Hillary Clinton, who famously risked national security with her use of a private email server to send and receive classified documents, will receive her first classified intelligence briefing on Saturday.
Each major party nominee traditionally receives these briefings so that the potential president is up to date when they take office — but Clinton’s history at the State Department has left many on edge.
Republican nominee Donald Trump received his first briefing, prepared by the Director of National Intelligence James Clapper, last Wednesday in New York.
Top officials in both parties have called on the government to block the other candidate from gaining access to the briefings, but only Clinton has a history that would warrant such a move.
In July, House Speaker Paul Ryan called on Clapper to deny Clinton a briefing on the grounds that it would be in poor taste, as she has a history of “extremely careless” mishandling classified information.
“There is no legal requirement for you to provide Secretary Clinton with classified information,” Ryan wrote in his letter, “and it would send the wrong signal to all those charged with safeguarding our nation’s secrets if you choose to provide her access to this information despite the FBI’s findings.”
Unfortunately, Clapper denied Ryan’s request, asserting that both nominees will receive the briefings despite FBI Director James Comey’s findings.

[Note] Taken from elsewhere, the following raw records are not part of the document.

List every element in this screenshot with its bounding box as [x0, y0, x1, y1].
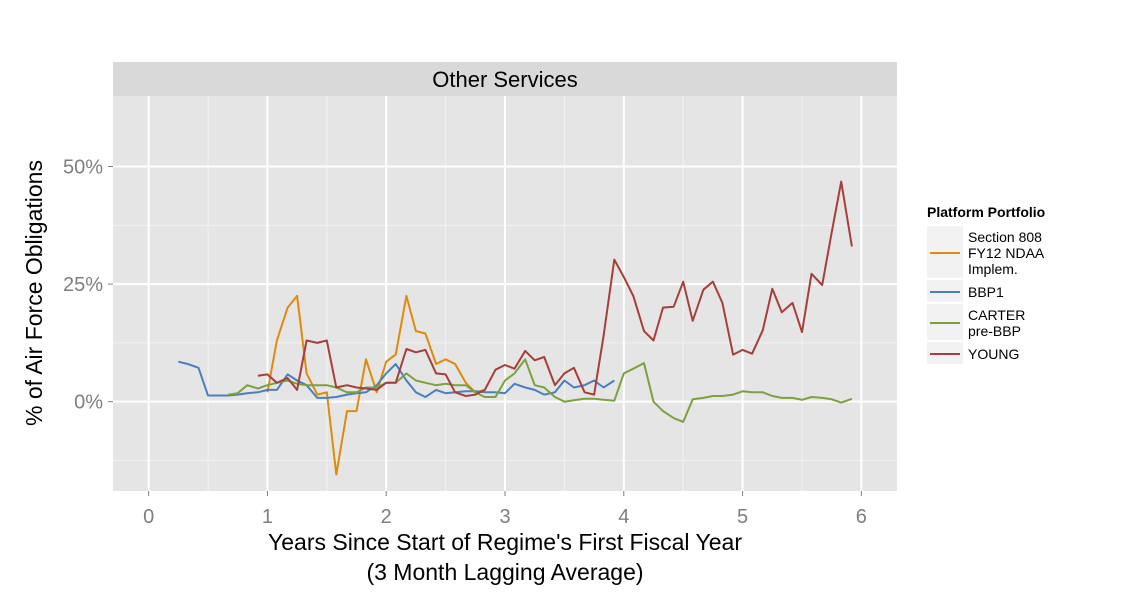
x-axis-subtitle: (3 Month Lagging Average): [366, 559, 643, 585]
series-line-bbp1: [178, 360, 615, 399]
x-tick-label: 3: [499, 506, 510, 528]
facet-title: Other Services: [432, 67, 578, 92]
x-tick-label: 2: [381, 506, 392, 528]
legend-label: Section 808: [968, 229, 1042, 245]
series-line-carter-pre-bbp: [228, 358, 853, 423]
y-axis: 0% 25% 50%: [63, 157, 113, 414]
series-line-section-808-fy12-ndaa-implem-: [266, 294, 486, 476]
y-tick-label: 0%: [74, 392, 103, 414]
series-line-young: [257, 180, 853, 397]
legend-label: FY12 NDAA: [968, 245, 1045, 261]
legend-title: Platform Portfolio: [927, 204, 1045, 220]
y-tick-label: 25%: [63, 274, 103, 296]
y-axis-title: % of Air Force Obligations: [21, 160, 47, 426]
x-axis-title: Years Since Start of Regime's First Fisc…: [268, 529, 742, 555]
legend-label: CARTER: [968, 307, 1025, 323]
x-tick-label: 5: [737, 506, 748, 528]
legend-label: Implem.: [968, 261, 1018, 277]
facet-strip: [113, 62, 897, 96]
y-tick-label: 50%: [63, 157, 103, 179]
x-tick-label: 6: [856, 506, 867, 528]
series-layer: [178, 180, 853, 476]
x-tick-label: 1: [262, 506, 273, 528]
major-grid: [113, 96, 897, 491]
x-axis: 0 1 2 3 4 5 6: [143, 491, 867, 528]
legend-label: YOUNG: [968, 346, 1019, 362]
x-tick-label: 4: [618, 506, 629, 528]
x-tick-label: 0: [143, 506, 154, 528]
legend-label: BBP1: [968, 284, 1004, 300]
legend-label: pre-BBP: [968, 323, 1021, 339]
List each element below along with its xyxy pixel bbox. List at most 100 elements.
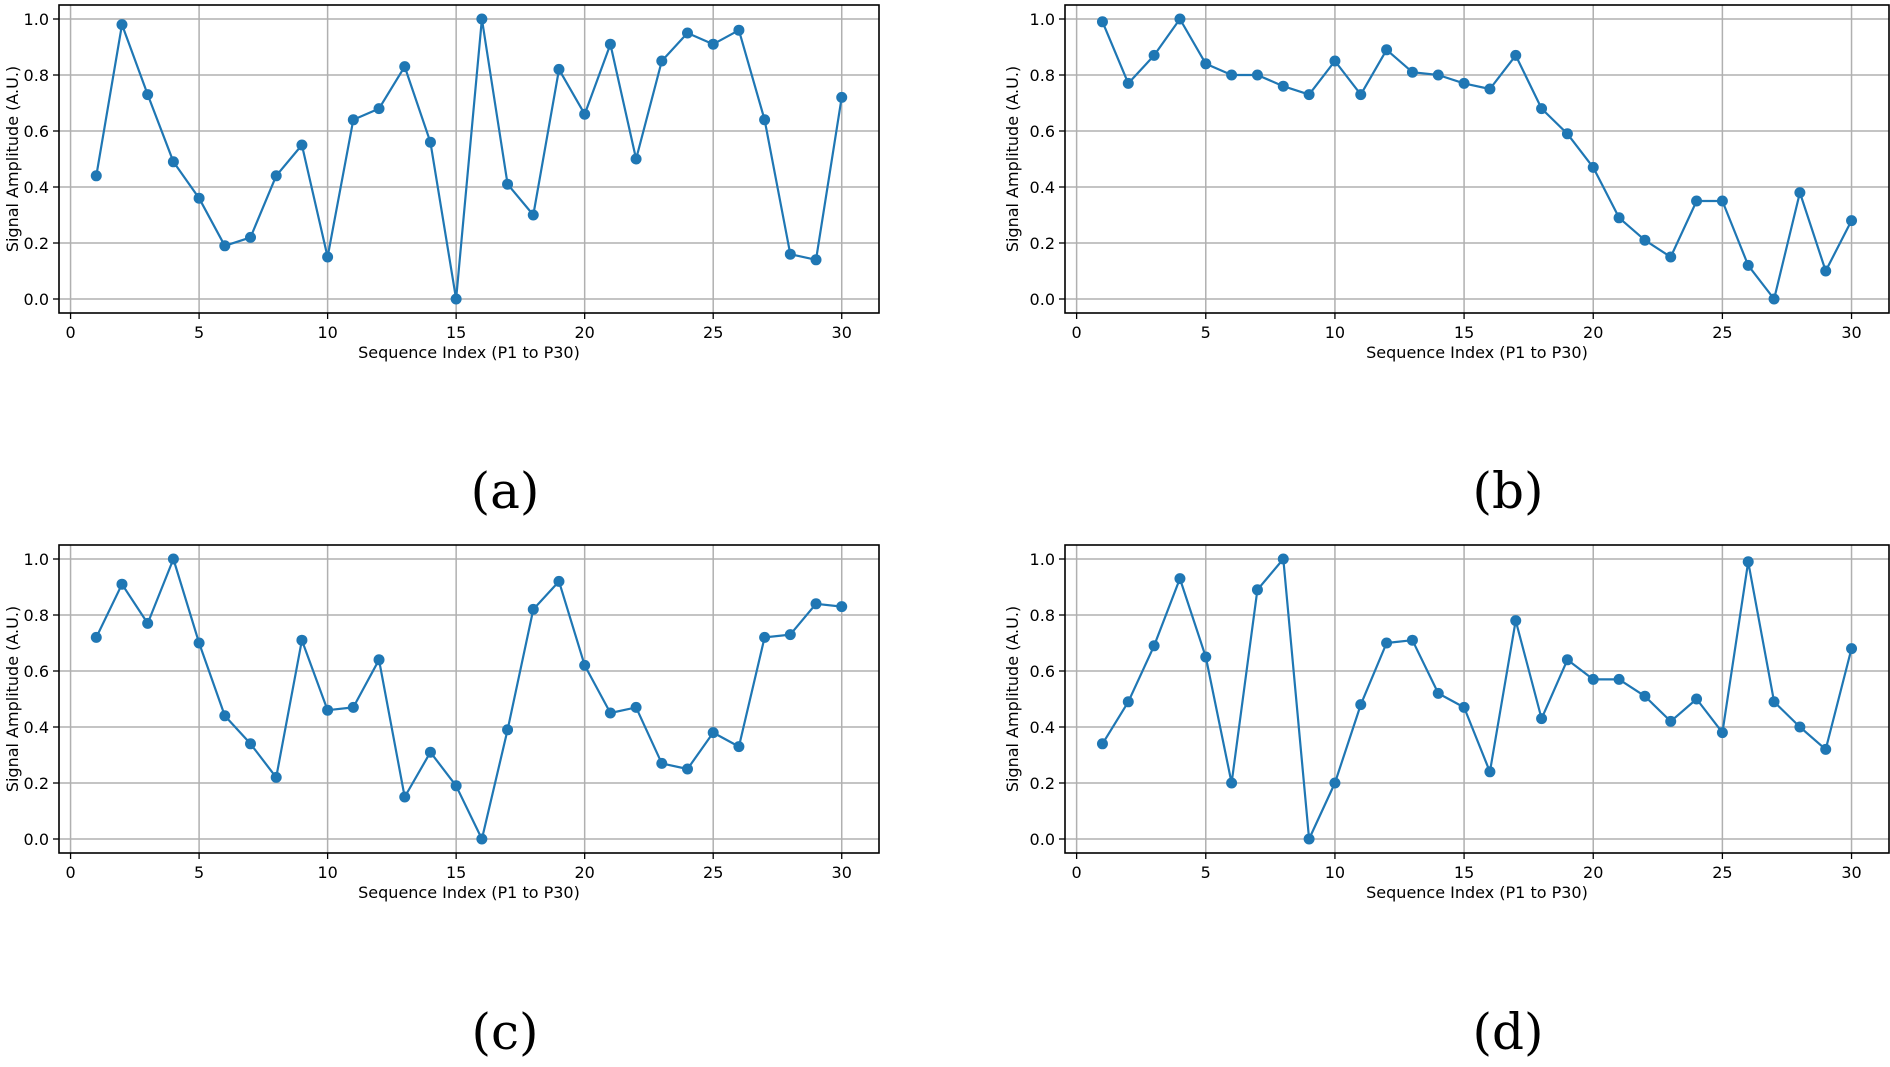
y-axis-label-a: Signal Amplitude (A.U.) [3,66,22,252]
axes-frame-d [1064,544,1890,854]
data-point-a-17 [502,178,514,190]
x-tick-label-a-5: 25 [703,323,723,342]
data-point-a-1 [90,170,102,182]
panel-caption-d: (d) [1472,1003,1544,1061]
x-tick-label-d-3: 15 [1454,863,1474,882]
series-line-a [95,17,843,301]
data-point-a-11 [347,114,359,126]
data-point-b-21 [1613,212,1625,224]
data-point-c-28 [784,629,796,641]
data-point-b-17 [1510,49,1522,61]
x-tick-label-b-1: 5 [1201,323,1211,342]
data-point-c-9 [296,634,308,646]
data-point-d-26 [1742,556,1754,568]
y-tick-label-a-1: 0.2 [24,234,49,253]
data-point-a-3 [142,89,154,101]
data-point-b-18 [1536,103,1548,115]
y-tick-label-b-0: 0.0 [1030,290,1055,309]
x-tick-label-d-6: 30 [1841,863,1861,882]
data-point-c-1 [90,631,102,643]
data-point-d-17 [1510,615,1522,627]
data-point-b-2 [1122,77,1134,89]
data-point-a-14 [424,136,436,148]
data-point-c-18 [527,603,539,615]
x-tick-label-a-6: 30 [832,323,852,342]
chart-panel-a: 0 5 10 15 20 25 30 0.0 0.2 0.4 0.6 0.8 1.0 Sequence I… [3,4,880,362]
data-point-d-27 [1768,696,1780,708]
data-point-d-7 [1251,584,1263,596]
data-point-c-13 [399,791,411,803]
y-tick-label-c-0: 0.0 [24,830,49,849]
x-tick-label-c-6: 30 [832,863,852,882]
x-tick-label-a-3: 15 [446,323,466,342]
x-tick-label-b-0: 0 [1072,323,1082,342]
data-point-c-17 [502,724,514,736]
data-point-b-26 [1742,259,1754,271]
data-point-d-19 [1561,654,1573,666]
series-line-d [1101,557,1853,841]
data-point-a-30 [836,91,848,103]
data-point-d-20 [1587,673,1599,685]
x-axis-label-d: Sequence Index (P1 to P30) [1366,883,1588,902]
data-point-a-8 [270,170,282,182]
data-point-d-22 [1639,690,1651,702]
y-tick-label-d-1: 0.2 [1030,774,1055,793]
data-point-b-29 [1820,265,1832,277]
data-point-d-28 [1794,721,1806,733]
x-axis-label-c: Sequence Index (P1 to P30) [358,883,580,902]
data-point-c-8 [270,771,282,783]
data-point-b-11 [1355,89,1367,101]
chart-panel-b: 0 5 10 15 20 25 30 0.0 0.2 0.4 0.6 0.8 1.0 Sequence I… [1003,4,1890,362]
data-point-c-21 [604,707,616,719]
data-point-c-20 [579,659,591,671]
y-tick-label-b-3: 0.6 [1030,122,1055,141]
data-point-a-20 [579,108,591,120]
data-point-c-30 [836,601,848,613]
data-point-c-3 [142,617,154,629]
data-point-c-11 [347,701,359,713]
data-point-c-27 [759,631,771,643]
data-point-d-5 [1200,651,1212,663]
data-point-b-13 [1406,66,1418,78]
data-point-c-5 [193,637,205,649]
chart-panel-d: 0 5 10 15 20 25 30 0.0 0.2 0.4 0.6 0.8 1.0 Sequence I… [1003,544,1890,902]
data-point-b-10 [1329,55,1341,67]
data-point-d-30 [1846,643,1858,655]
data-point-a-6 [219,240,231,252]
data-point-b-20 [1587,161,1599,173]
data-point-c-29 [810,598,822,610]
data-point-c-10 [322,704,334,716]
axes-frame-c [58,544,880,854]
data-point-d-25 [1716,727,1728,739]
y-tick-label-c-4: 0.8 [24,606,49,625]
y-tick-label-c-2: 0.4 [24,718,49,737]
x-tick-label-b-4: 20 [1583,323,1603,342]
x-tick-label-b-6: 30 [1841,323,1861,342]
data-point-c-25 [707,727,719,739]
data-point-d-14 [1432,687,1444,699]
data-point-b-16 [1484,83,1496,95]
y-tick-label-c-3: 0.6 [24,662,49,681]
data-point-b-7 [1251,69,1263,81]
data-point-b-6 [1226,69,1238,81]
x-tick-label-c-0: 0 [65,863,75,882]
y-tick-label-b-2: 0.4 [1030,178,1055,197]
y-axis-label-c: Signal Amplitude (A.U.) [3,606,22,792]
data-point-a-5 [193,192,205,204]
x-tick-label-d-2: 10 [1325,863,1345,882]
y-tick-label-b-5: 1.0 [1030,10,1055,29]
axes-frame-b [1064,4,1890,314]
data-point-b-30 [1846,215,1858,227]
y-tick-label-b-1: 0.2 [1030,234,1055,253]
y-tick-label-c-1: 0.2 [24,774,49,793]
data-point-a-15 [450,293,462,305]
data-point-d-24 [1691,693,1703,705]
y-tick-label-a-5: 1.0 [24,10,49,29]
data-point-d-8 [1277,553,1289,565]
data-point-a-25 [707,38,719,50]
data-point-b-9 [1303,89,1315,101]
data-point-d-1 [1096,738,1108,750]
data-point-d-18 [1536,713,1548,725]
data-point-b-24 [1691,195,1703,207]
data-point-a-9 [296,139,308,151]
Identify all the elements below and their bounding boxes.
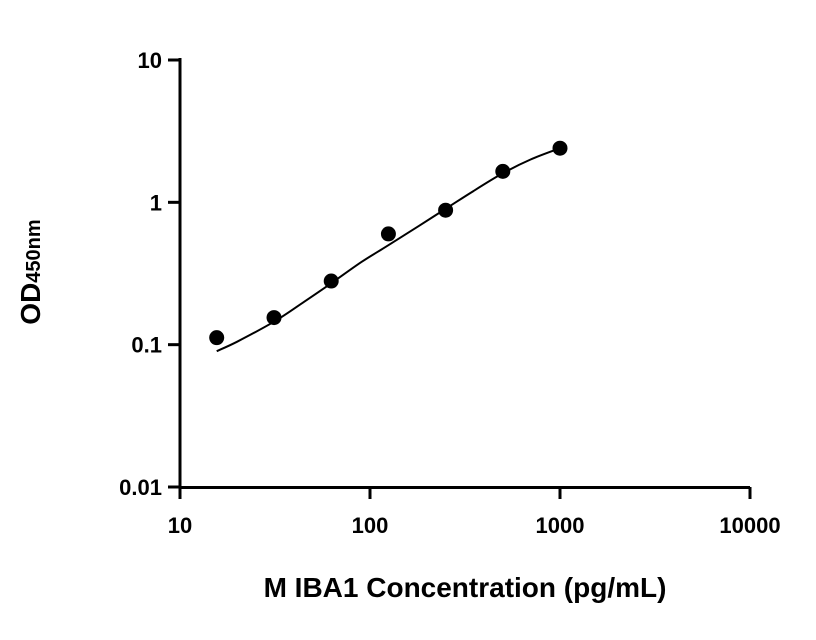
x-tick-label: 100 [352,513,389,538]
y-tick-label: 1 [150,190,162,215]
x-ticks: 10 100 1000 10000 [168,487,781,538]
data-point [266,310,282,326]
y-tick-label: 10 [138,48,162,73]
x-tick-label: 1000 [536,513,585,538]
data-point [552,140,568,156]
y-axis-title-main: OD [15,283,46,325]
data-point [380,226,396,242]
x-axis-title: M IBA1 Concentration (pg/mL) [264,572,667,603]
data-point [438,202,454,218]
plot-area [209,140,568,353]
y-axis-title-sub: 450nm [23,219,45,282]
data-point [323,273,339,289]
x-tick-label: 10000 [719,513,780,538]
data-point [209,330,225,346]
x-tick-label: 10 [168,513,192,538]
y-tick-label: 0.1 [131,333,162,358]
y-axis-title: OD450nm [15,219,46,324]
axes [178,58,750,489]
y-ticks: 0.01 0.1 1 10 [119,48,180,500]
data-point [495,163,511,179]
y-tick-label: 0.01 [119,475,162,500]
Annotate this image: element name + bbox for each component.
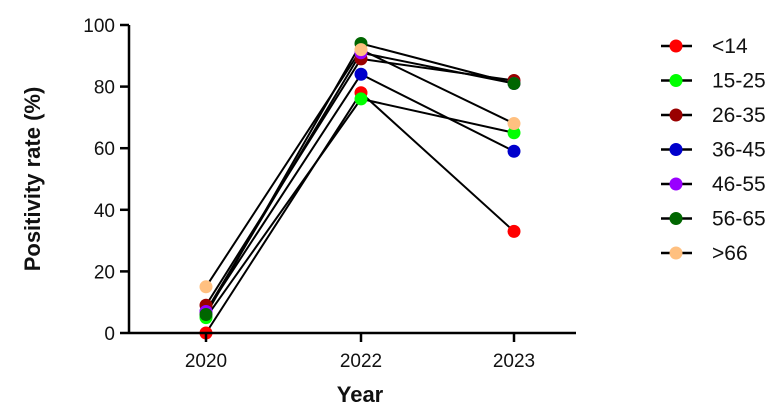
y-tick-label: 60 xyxy=(94,139,115,160)
legend-label: 15-25 xyxy=(712,70,766,93)
legend-marker xyxy=(669,246,683,260)
y-axis-title: Positivity rate (%) xyxy=(20,87,45,272)
data-point xyxy=(507,77,521,91)
data-point xyxy=(507,224,521,238)
x-tick-label: 2023 xyxy=(493,351,535,372)
x-tick-label: 2020 xyxy=(185,351,227,372)
legend-marker xyxy=(669,108,683,122)
y-tick-label: 100 xyxy=(83,16,115,37)
data-point xyxy=(199,308,213,322)
series-line xyxy=(205,42,515,316)
series-line xyxy=(205,72,515,312)
legend-marker xyxy=(669,143,683,156)
legend-label: 56-65 xyxy=(712,208,766,231)
legend-marker xyxy=(669,39,683,53)
y-tick-label: 20 xyxy=(94,262,115,283)
axes xyxy=(127,25,576,335)
y-tick-label: 40 xyxy=(94,201,115,222)
series-points xyxy=(199,36,521,340)
legend-label: 46-55 xyxy=(712,173,766,196)
legend-label: >66 xyxy=(712,242,748,265)
legend-marker xyxy=(669,212,683,225)
y-tick-label: 80 xyxy=(94,78,115,99)
data-point xyxy=(507,117,521,131)
legend-label: 36-45 xyxy=(712,139,766,162)
data-point xyxy=(354,67,368,81)
x-tick-label: 2022 xyxy=(340,351,382,372)
legend: <14 15-25 26-35 36-45 46-55 56-65 >66 xyxy=(661,35,766,265)
legend-label: 26-35 xyxy=(712,104,766,127)
legend-marker xyxy=(669,177,683,191)
series-line xyxy=(205,97,515,319)
legend-marker xyxy=(669,74,683,87)
data-point xyxy=(199,280,213,294)
x-axis-title: Year xyxy=(337,382,384,407)
data-point xyxy=(354,92,368,106)
y-tick-label: 0 xyxy=(104,324,115,345)
data-point xyxy=(507,144,521,158)
legend-label: <14 xyxy=(712,35,748,58)
data-point xyxy=(354,43,368,57)
data-point xyxy=(507,126,521,140)
x-ticks: 2020 2022 2023 xyxy=(185,333,535,372)
y-ticks: 0 20 40 60 80 100 xyxy=(83,16,129,345)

“Nominees for president and vice president receive these briefings by virtue of their status as candidates, and do not require separate security clearances before the briefings,” Clapper wrote to Ryan. “Briefings for the candidates will be provided on an even-handed non-partisan basis.”
The briefings will be focused on ISIS, Russia, and ironically — cyber security and threats. Perhaps she can inform the intelligence officials that everything will be just fine as long as they remember to wipe their servers “like… with a cloth.”